Gunung Sugih (Lampost.co) -- Kantor Wilayah Direktorat Jenderal Kekayaan Negara Lampung-Bengkulu bersama Kanwil Badan Pertanahan Nasional Lampung mensertifikasi 423 barang milik negara (BMN). Proses legalitas aset negara itu sebagai upaya melakukan tertib administrasi, sehingga terlindungi secara hukum.

Kepala Kanwil DJKN Lampung Bengkulu, Arik Hariyono, menjelaskan BMN berupa tanah wajib disertifikasi sebagai bentuk pengamanan. Untuk itu pada 2021 ini DJKN bersama BPN menargetkan dapat mensertifikatkan 471 bidang tanah. Dari target tersebut 423 aset negara telah diselesaikan. 

"Ada sisa 48 bidang lagi yang Insya Allah selesai akhir bulan ini, yaitu 33 bidang di Tulangbawang, 11 bidang di Lampung Utara, dan masing-masing dua bidang di Tanggamus dan Pringsewu," kata Arik, saat rapat koordinasi program percepatan sertifikasi BMN berupa tanah, di Bandar Jaya, Lampung Tengah, Kamis, 10 Juni 2021.

Kepala Bidang Pengelolaan Kekayaan Negara Kanwil DJKN Lampung dan Bengkulu, Odi Renaldi, mengatakan pihaknya mengapresiasi Kantor Pertanahan yang menyelesaikan proses sertifikasi tercepat, yaitu Mesuji yang memiliki target penyelesaian 71 sertifikat dan Lampung Selatan sebanyak 45 sertifikat.

Dia mencatat BMN yang harus disertifikasi di Lampung sekitar 4.300 bidang tanah. Proses dilakukan sejak 2013 dan pada 2021 ini menjadi penyelesaian sertifikasi terbanyak. "Saat ini tersisa sekitar 590 bidang tanah lagi. Itu yang akan menjadi target pada 2022 agar 100% selesai," ujarnya.

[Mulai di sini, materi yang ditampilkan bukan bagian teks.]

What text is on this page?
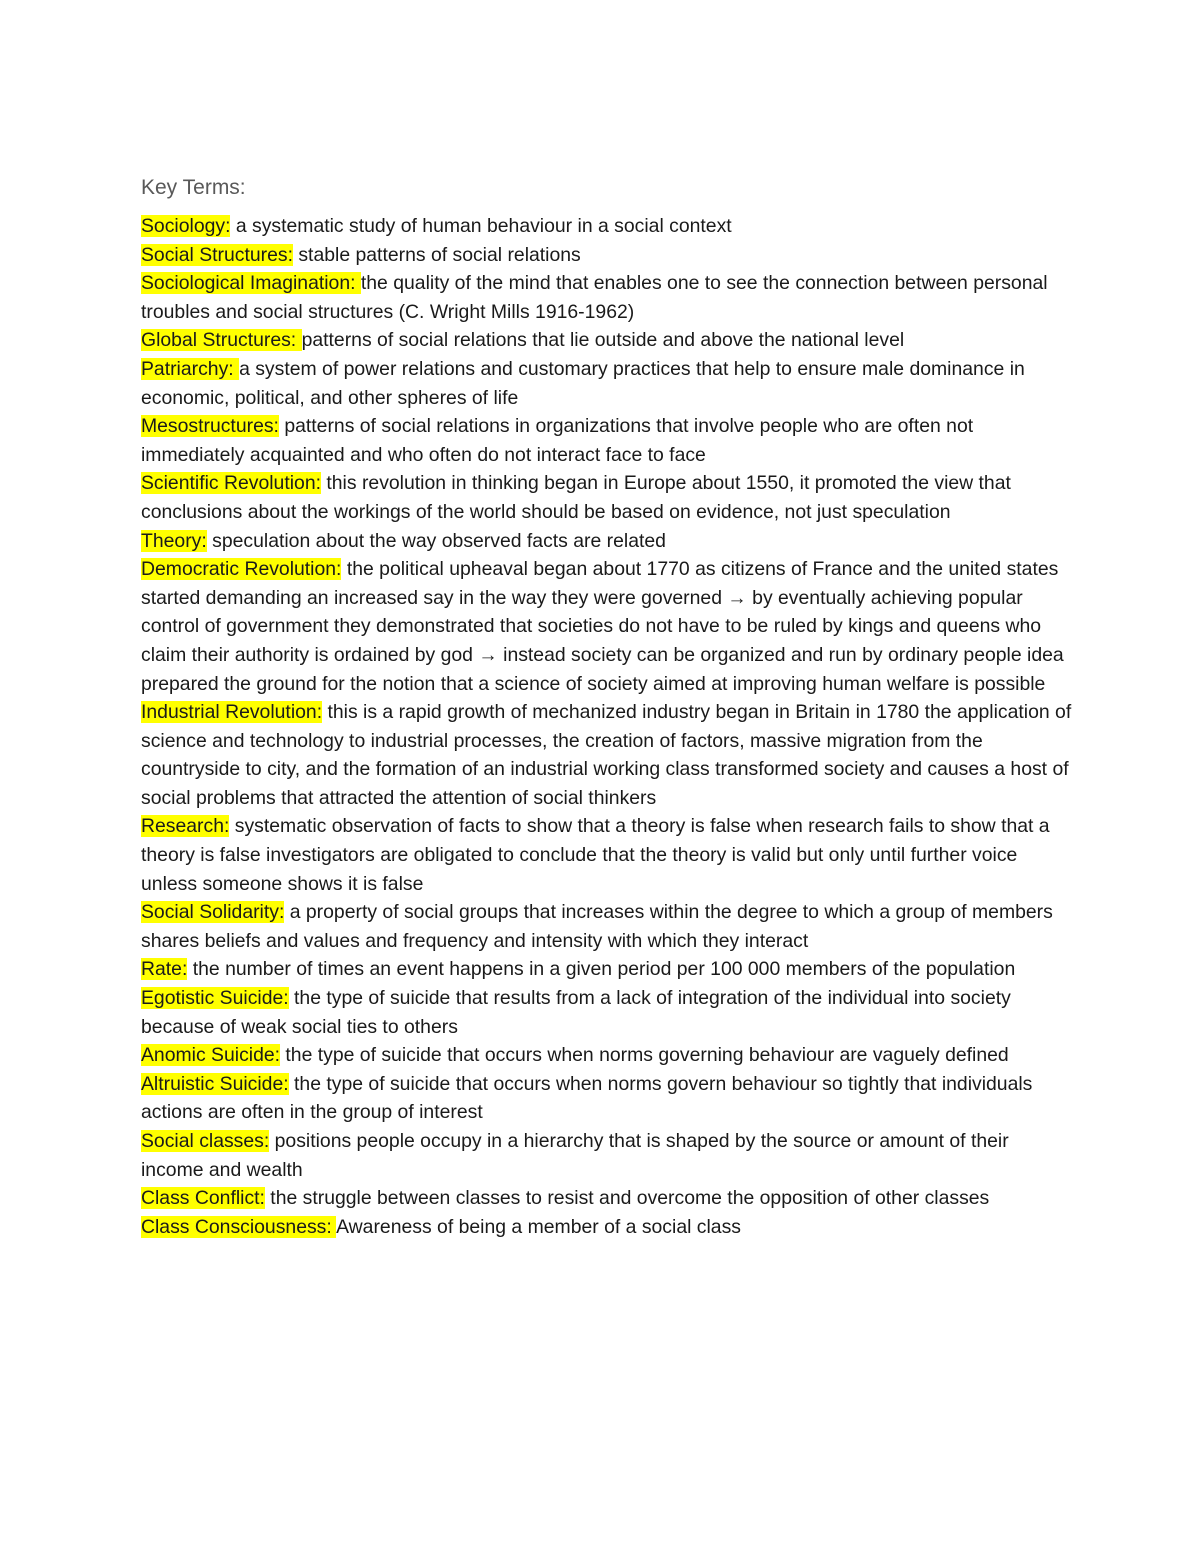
Key Terms:

Sociology: a systematic study of human behaviour in a social context

Social Structures: stable patterns of social relations

Sociological Imagination: the quality of the mind that enables one to see the connection between personal troubles and social structures (C. Wright Mills 1916-1962)

Global Structures: patterns of social relations that lie outside and above the national level

Patriarchy: a system of power relations and customary practices that help to ensure male dominance in economic, political, and other spheres of life

Mesostructures: patterns of social relations in organizations that involve people who are often not immediately acquainted and who often do not interact face to face

Scientific Revolution: this revolution in thinking began in Europe about 1550, it promoted the view that conclusions about the workings of the world should be based on evidence, not just speculation

Theory: speculation about the way observed facts are related

Democratic Revolution: the political upheaval began about 1770 as citizens of France and the united states started demanding an increased say in the way they were governed → by eventually achieving popular control of government they demonstrated that societies do not have to be ruled by kings and queens who claim their authority is ordained by god → instead society can be organized and run by ordinary people idea prepared the ground for the notion that a science of society aimed at improving human welfare is possible

Industrial Revolution: this is a rapid growth of mechanized industry began in Britain in 1780 the application of science and technology to industrial processes, the creation of factors, massive migration from the countryside to city, and the formation of an industrial working class transformed society and causes a host of social problems that attracted the attention of social thinkers

Research: systematic observation of facts to show that a theory is false when research fails to show that a theory is false investigators are obligated to conclude that the theory is valid but only until further voice unless someone shows it is false

Social Solidarity: a property of social groups that increases within the degree to which a group of members shares beliefs and values and frequency and intensity with which they interact

Rate: the number of times an event happens in a given period per 100 000 members of the population

Egotistic Suicide: the type of suicide that results from a lack of integration of the individual into society because of weak social ties to others

Anomic Suicide: the type of suicide that occurs when norms governing behaviour are vaguely defined

Altruistic Suicide: the type of suicide that occurs when norms govern behaviour so tightly that individuals actions are often in the group of interest

Social classes: positions people occupy in a hierarchy that is shaped by the source or amount of their income and wealth

Class Conflict: the struggle between classes to resist and overcome the opposition of other classes

Class Consciousness: Awareness of being a member of a social class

Sementara itu, Kanwil BPN Lampung, Yuniar Hikmat Ginanjar, mengatakan sertifikasi BMN menjadi program yang diawasi pemerintah dan KPK guna mencegah penghilangan aset tanah pemerintah.

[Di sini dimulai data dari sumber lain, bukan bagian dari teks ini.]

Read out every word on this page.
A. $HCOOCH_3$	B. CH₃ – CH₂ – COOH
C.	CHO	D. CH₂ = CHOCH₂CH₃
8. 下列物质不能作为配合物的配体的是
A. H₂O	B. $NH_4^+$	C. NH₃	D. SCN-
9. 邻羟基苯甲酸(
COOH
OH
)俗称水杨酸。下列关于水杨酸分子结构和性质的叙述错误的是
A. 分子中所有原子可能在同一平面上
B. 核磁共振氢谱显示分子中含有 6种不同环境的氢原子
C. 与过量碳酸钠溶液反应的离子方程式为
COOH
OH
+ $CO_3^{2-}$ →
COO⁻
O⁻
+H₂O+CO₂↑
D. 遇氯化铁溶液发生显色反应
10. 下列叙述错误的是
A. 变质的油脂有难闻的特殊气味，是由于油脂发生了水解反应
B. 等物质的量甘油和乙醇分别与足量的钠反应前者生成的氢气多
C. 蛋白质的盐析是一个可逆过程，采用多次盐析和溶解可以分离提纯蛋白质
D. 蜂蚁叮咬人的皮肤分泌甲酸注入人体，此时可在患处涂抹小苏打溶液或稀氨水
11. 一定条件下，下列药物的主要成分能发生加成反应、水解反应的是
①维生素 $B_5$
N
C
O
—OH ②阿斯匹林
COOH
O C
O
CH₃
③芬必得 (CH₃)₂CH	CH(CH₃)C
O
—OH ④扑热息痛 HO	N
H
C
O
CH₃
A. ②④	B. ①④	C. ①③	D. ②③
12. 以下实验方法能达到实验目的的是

Dalam pelaksanaannya di 2021, terdapat beberapa daerah yang merampungkan sertifikasi hingga 100%. Sementara untuk daerah yang belum menyelesaikan diakuinya terdapat beberapa hambatan. Hal itu ditemui seperti bidang tanah yang masuk kawasan hutan. 

"Secara keseluruhan sudah lebih dari 90%. Tinggal nunggu penerbitan saja dan kalau tidak ada halangan, paling lambat akhir Juni selesai. Diharapkan minggu depan sudah mulai diterbitkan," ujarnya. 

Menurut dia, pelaksanaan pada 2021 ini terdapat revisi target dari 1856 bidang tanah menjadi 471 bidang. Revisi itu terjadi dari perbedaan persepsi antara satker dan BPN. Sebab, ada tanah yang dibeli dari banyak pihak, tetapi dalam satu hamparan. Kondisi itu proses sertifikasi tidak bisa dilakukan secara terpisah, melainkan tergabung menjadi satu sertifikat.

"Selain itu sistem pendaftaran di BPN juga berdasarkan desa atau kelurahan, kecuali dipisahkan batas alam atau hal lain. Makanya diubah targetnya menjadi 471 sertifikat," kata Yuniar.

Selain itu, hambatan juga ditemui dari data tanah yang sudah didaftarkan, ternyata belum lengkap, sehingga harus dilengkapi. Kemudian, hasil perolehan tanah dari sertifikat hak milik perorangan dan dokumen pelepasannya belum ada, tercecer, atau hilang. Dengan demikian pihaknya perlu menghubungi pemegang sertifikat dulu. "Halangan-halangan administrasi yang sering ditemui dan harus dilengkapi dulu," katanya.